How Does Machine Learning Help Prevent Cybersecurity Attacks?
The extensive use of technology across industries, especially those handling private or proprietary information, requires strong security measures to be in place at every level. To thwart persistent hackers, these measures must be adaptable without the need for constant monitoring or manual adjustment.
Since machine learning trains computers and other devices to “understand” patterns and adjust to changes, some IT experts see it at a viable solution to the growing problem of cybercrime. Others are concerned about the potential for excessive false positives resulting in fake alerts. To resolve these fears and create a smarter machine learning environment, a team at MIT’s Computer Science and Artificial Intelligence Lab (CSAIL) is combining algorithms with input from “expert analysts.” Data flagged as suspicious is passed on to these analysts. Legitimate threats are tagged and fed back into the machine learning platform to fine-tune the algorithms and minimize future errors. Platforms like Trend Micro’s XGen™ use other methods, including census checking and whitelisting, to create “smarter” algorithms and ensure real threats are detected before a breach occurs or data is lost.

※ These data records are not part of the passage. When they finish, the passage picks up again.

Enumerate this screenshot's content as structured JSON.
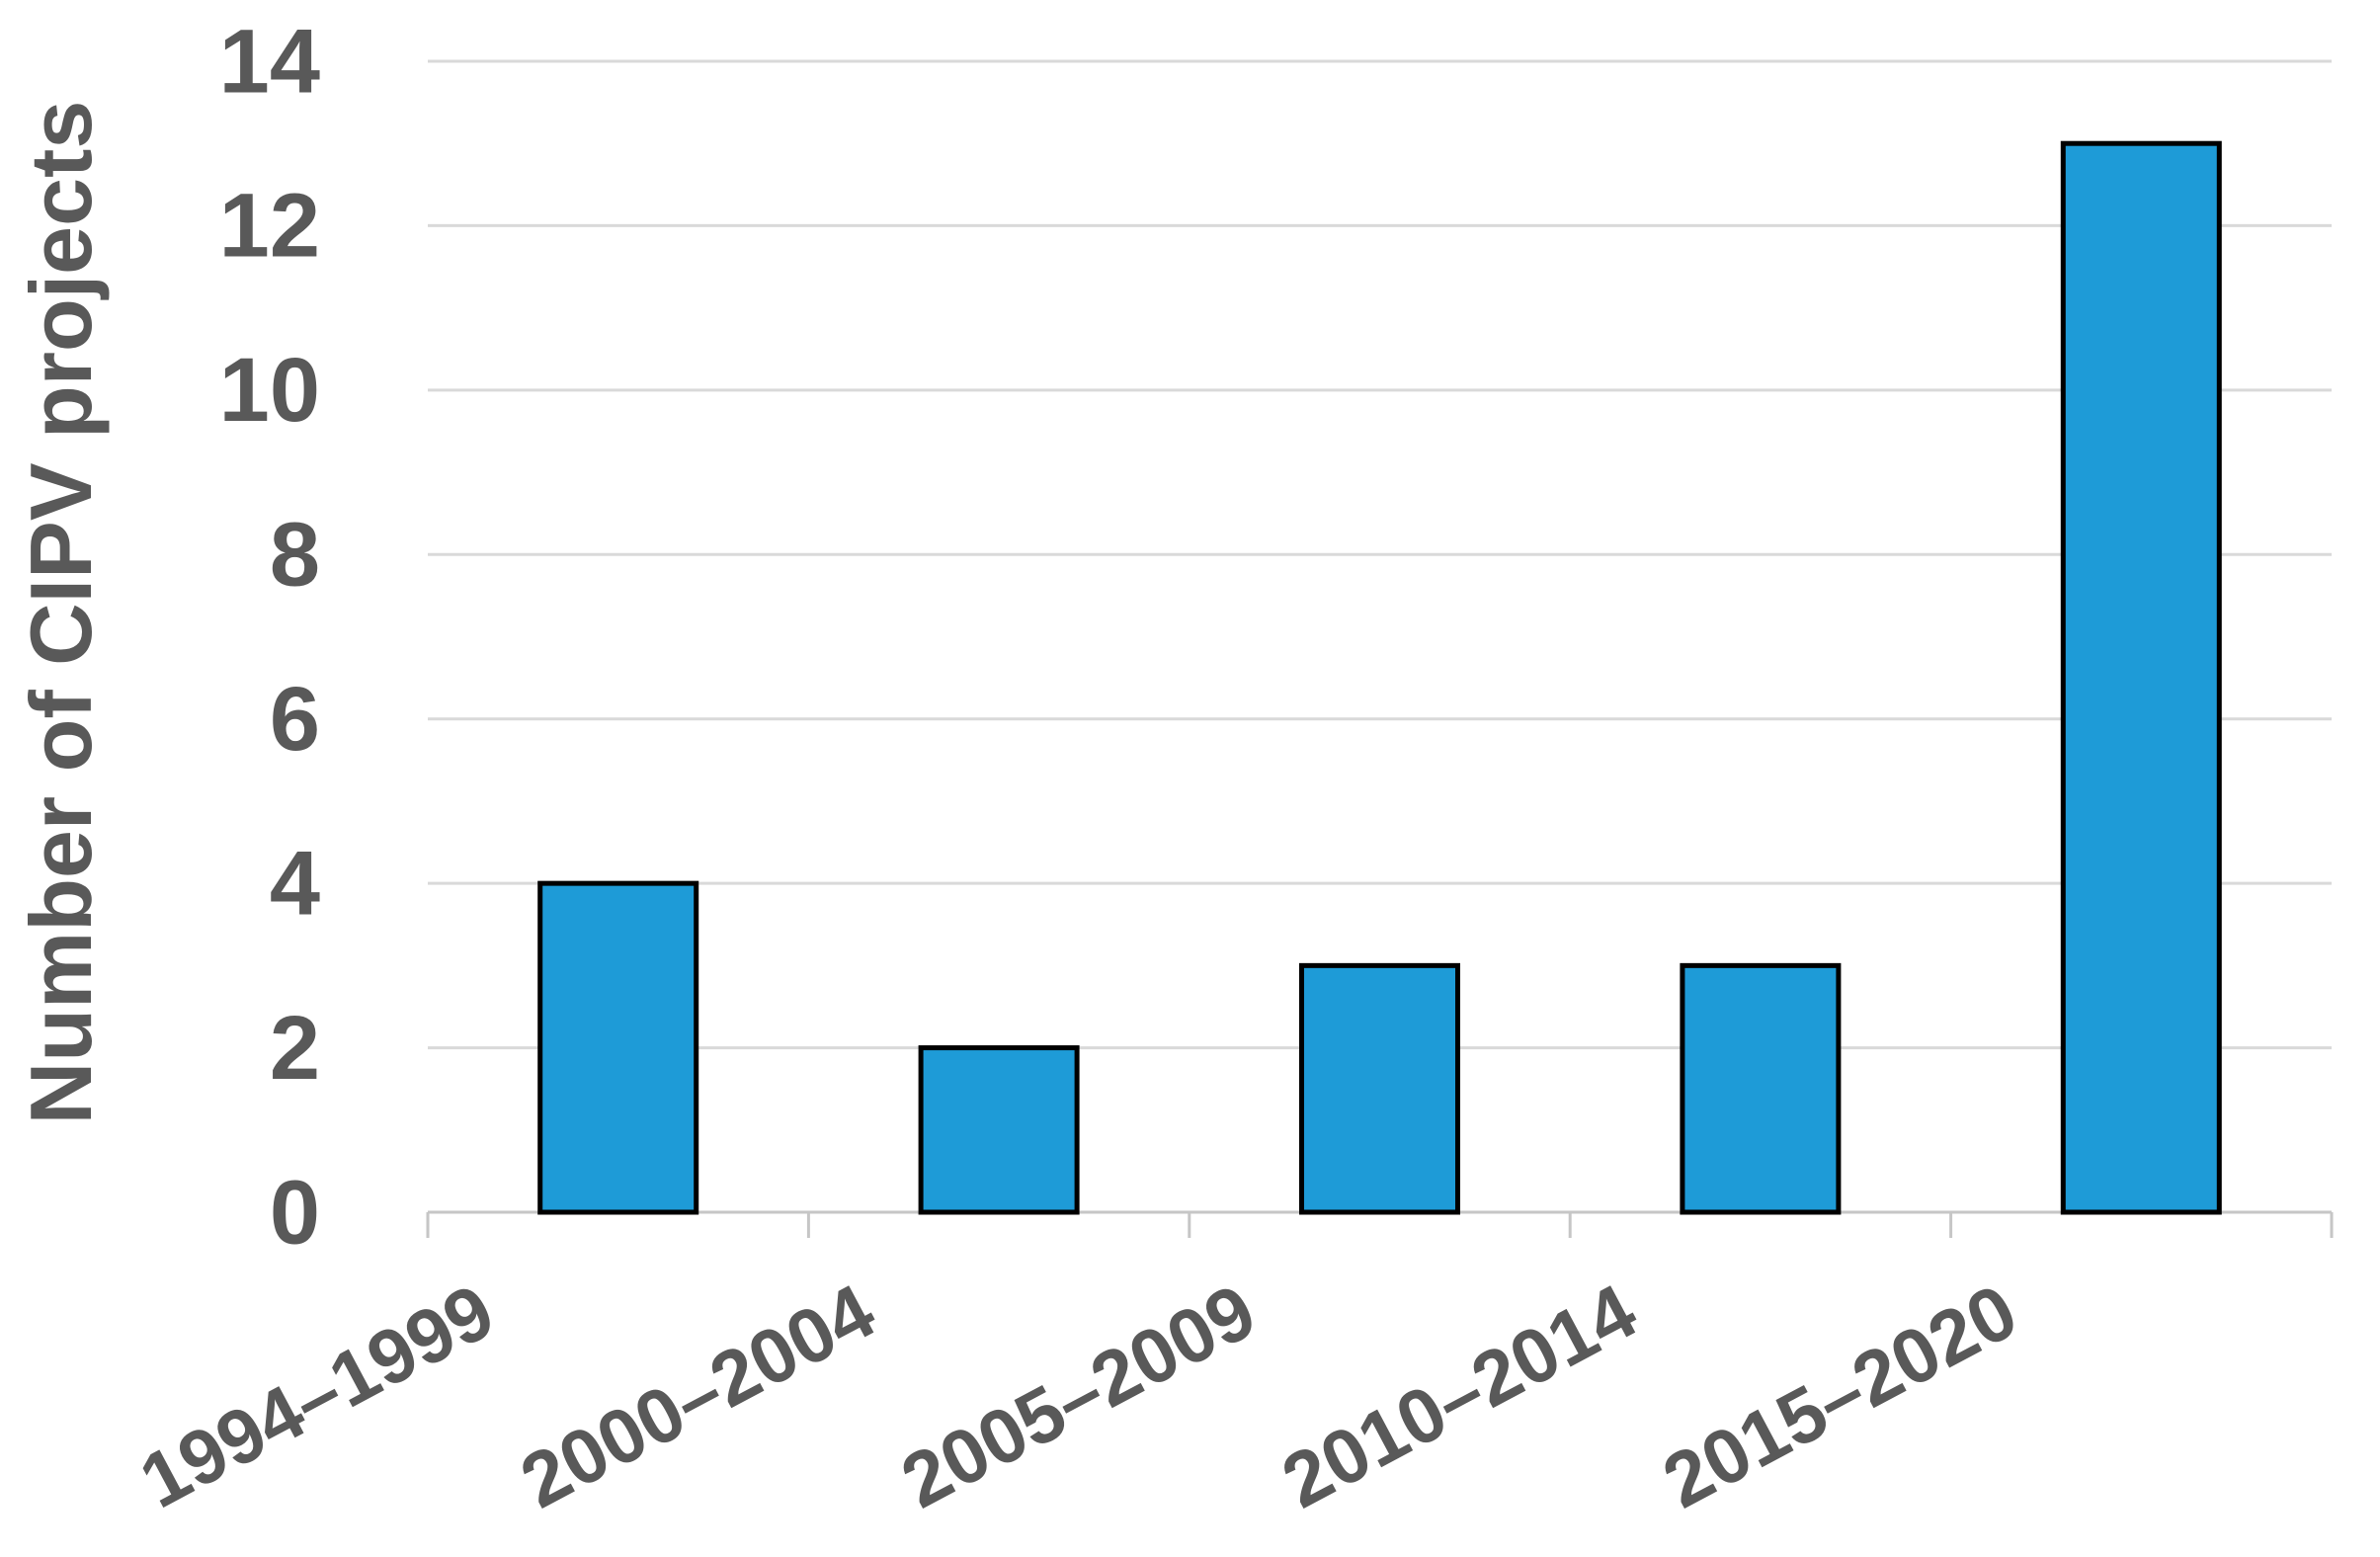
{
  "chart_data": {
    "type": "bar",
    "title": "",
    "xlabel": "",
    "ylabel": "Number of CIPV projects",
    "categories": [
      "1994–1999",
      "2000–2004",
      "2005–2009",
      "2010–2014",
      "2015–2020"
    ],
    "values": [
      4,
      2,
      3,
      3,
      13
    ],
    "ylim": [
      0,
      14
    ],
    "yticks": [
      0,
      2,
      4,
      6,
      8,
      10,
      12,
      14
    ],
    "grid": "horizontal",
    "legend": "none",
    "colors": {
      "bar_fill": "#1E9BD7",
      "bar_border": "#000000",
      "text": "#595959",
      "gridline": "#D9D9D9",
      "axis_line": "#C6C6C6",
      "background": "#FFFFFF"
    }
  }
}
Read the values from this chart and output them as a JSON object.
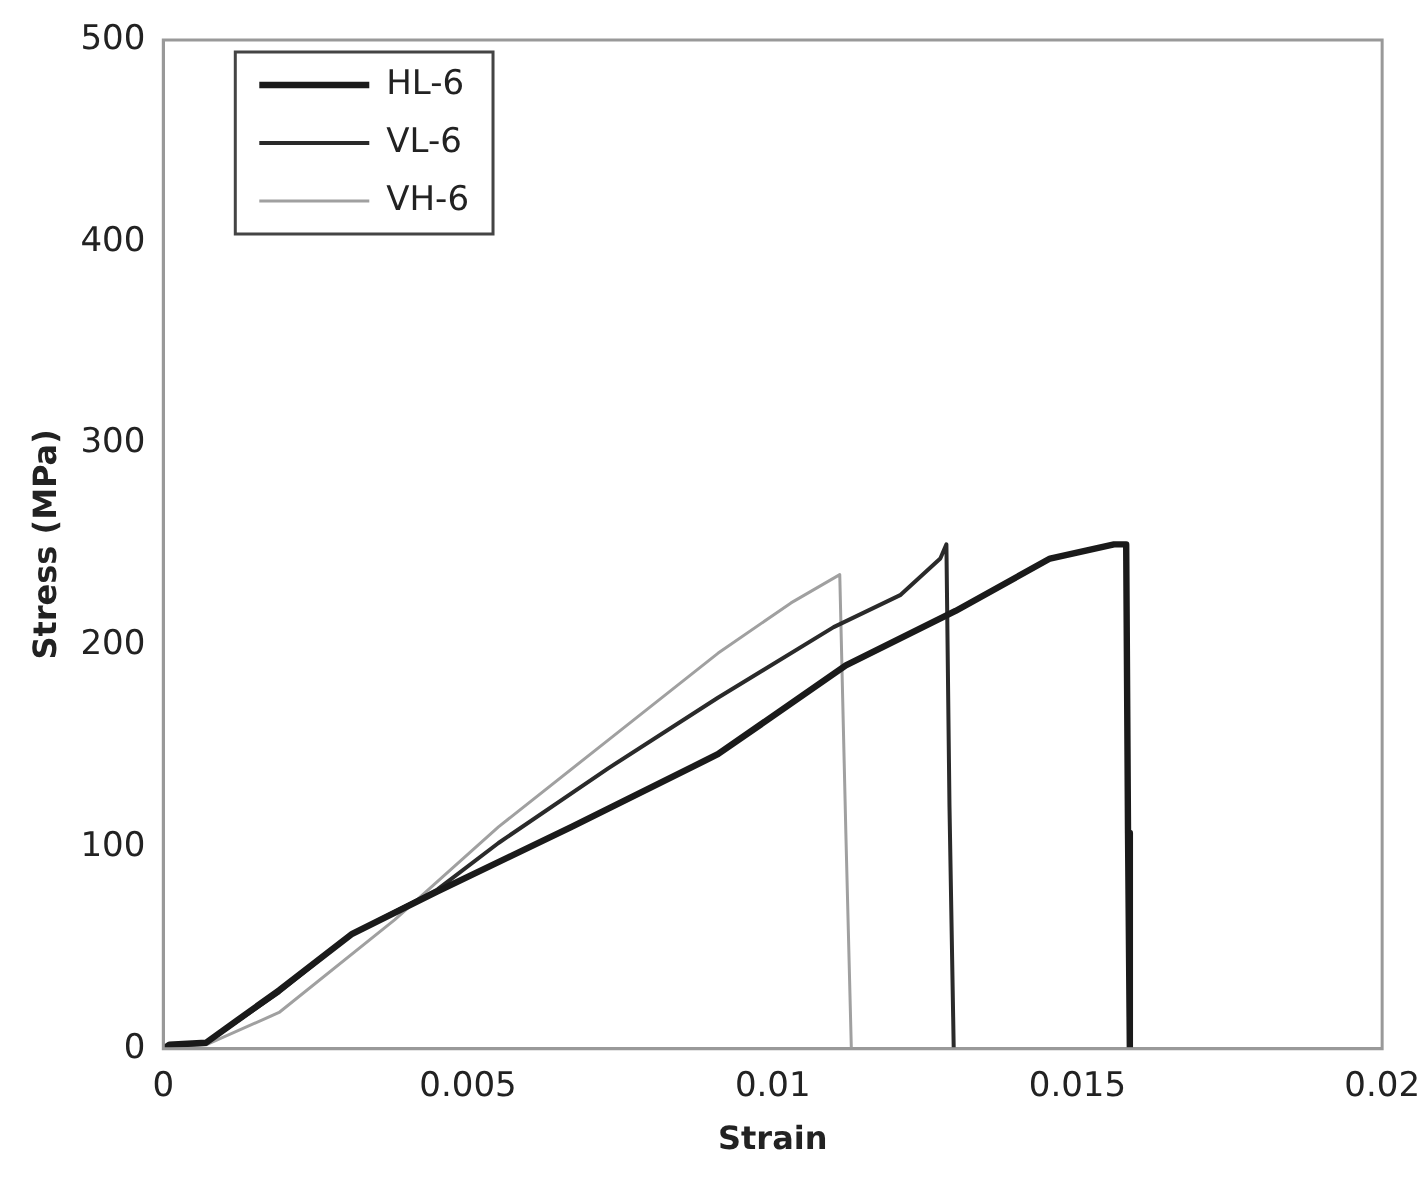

Any company, public system or government agency dealing with personal information and other sensitive data is at risk for cybersecurity attacks, and the importance of developing reliable security measures can’t be emphasized enough. With machine learning becoming more mainstream, advanced security against breaches should become more accessible, providing better defenses capable of beating hackers at their own games.
Cybersecurity will always be a prominent issue, but the growth of machine learning technology has the potential to counteract the most crippling attacks and provide peace of mind for millions of people. By training computers to recognize patterns indicating malicious activity and continuing to refine essential algorithms, IT experts and cybersecurity engineers could discover a whole new system to protect the volumes of sensitive data flowing between machines every day.